There was some minor drama as GOP Sens. Susan Collins of Maine and Lisa Murkowski of Alaska both hinted at keeping their options open during a floor vote. But that, like most of the hearing, was political theater. Collins and Murkowski will only vote no if DeVos is assured of winning anyway.
Then there was a parliamentary kerfuffle because Sen. Orrin Hatch of Utah voted yes by proxy. The Democrats on the committee objected, and while Hatch was located and brought to the committee room to cast his vote in person, the Democrats claimed that the entire voting process had to begin again, which would require advance notice of the second vote, delaying action on DeVos perhaps for days.
Committee chairman Sen. Lamar Alexander of Tennessee ruled against them, and was upheld by a majority vote of the committee.
I knew all those years of following Robert’s Rules of Order at NEA conventions would someday have a practical application.
There will be no respite as Collins and Murkowski will be deluged with union e-mails and phone calls. Other potential GOP swing votes will be targeted, but the HELP committee was the best opportunity to derail DeVos.

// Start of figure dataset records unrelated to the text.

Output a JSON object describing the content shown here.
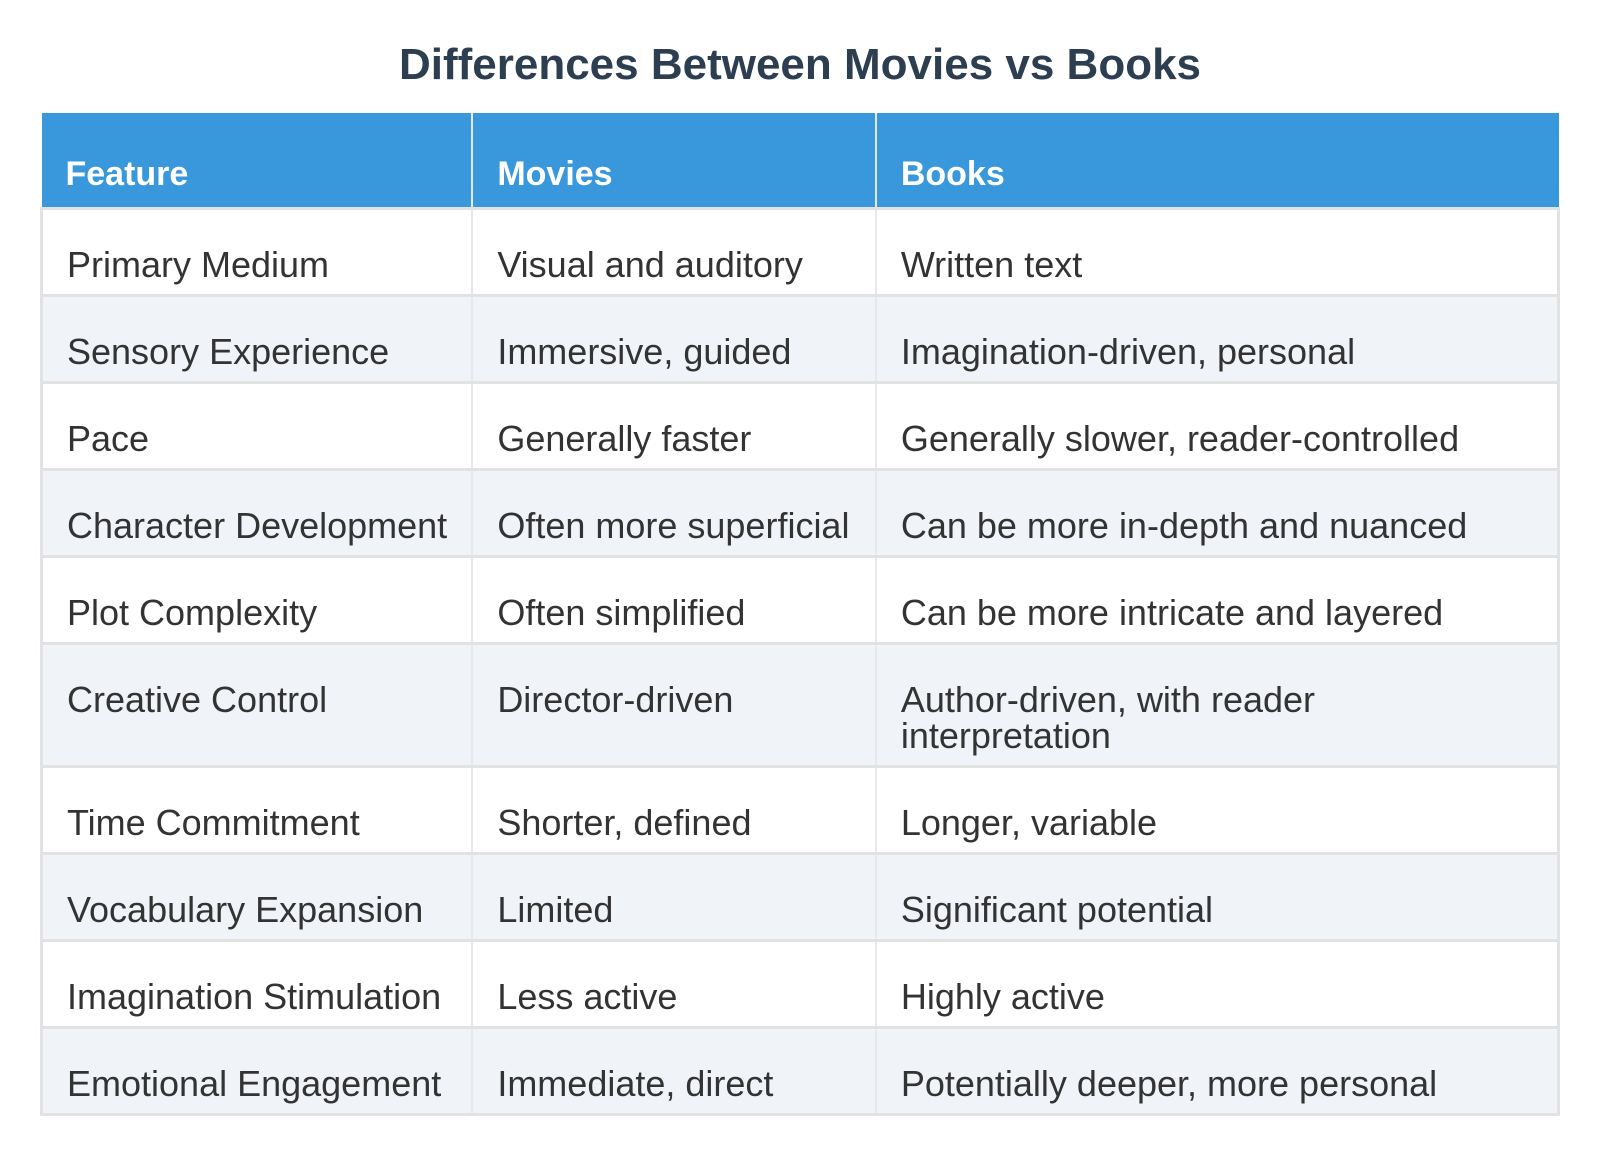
{
  "title": "Differences Between Movies vs Books",
  "chart_data": {
    "type": "table",
    "title": "Differences Between Movies vs Books",
    "columns": [
      "Feature",
      "Movies",
      "Books"
    ],
    "rows": [
      [
        "Primary Medium",
        "Visual and auditory",
        "Written text"
      ],
      [
        "Sensory Experience",
        "Immersive, guided",
        "Imagination-driven, personal"
      ],
      [
        "Pace",
        "Generally faster",
        "Generally slower, reader-controlled"
      ],
      [
        "Character Development",
        "Often more superficial",
        "Can be more in-depth and nuanced"
      ],
      [
        "Plot Complexity",
        "Often simplified",
        "Can be more intricate and layered"
      ],
      [
        "Creative Control",
        "Director-driven",
        "Author-driven, with reader interpretation"
      ],
      [
        "Time Commitment",
        "Shorter, defined",
        "Longer, variable"
      ],
      [
        "Vocabulary Expansion",
        "Limited",
        "Significant potential"
      ],
      [
        "Imagination Stimulation",
        "Less active",
        "Highly active"
      ],
      [
        "Emotional Engagement",
        "Immediate, direct",
        "Potentially deeper, more personal"
      ]
    ],
    "legend": "none",
    "grid": "light-gray row and column separators, zebra striping on even rows"
  },
  "colors": {
    "header_bg": "#3898db",
    "header_text": "#ffffff",
    "title": "#2c3e50",
    "body_text": "#333333",
    "row_alt_bg": "#f0f3f8",
    "row_line": "#e2e2e2",
    "col_line": "#e6e8eb"
  }
}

This might all seem fruitless if you’re a union supporter, particularly since it’s highly unlikely to result in a more agreeable Secretary of Education. But it keeps the troops focused on fighting Trump, instead of contemplating how he got elected in the first place. Besides, the teachers’ unions now have a stack of e-mail addresses they didn’t have before, so get your spam filter ready.
“We now have more activists that we can activate on a moment’s notice when we need them,” said NEA president Lily Eskelsen García. “They’ve told us, ‘This is vital to us, this is important to us, we are passionate for this.’ And they will want to hold people accountable, from Donald Trump to Betsy DeVos to the senators who made it possible for her to have that kind of power.”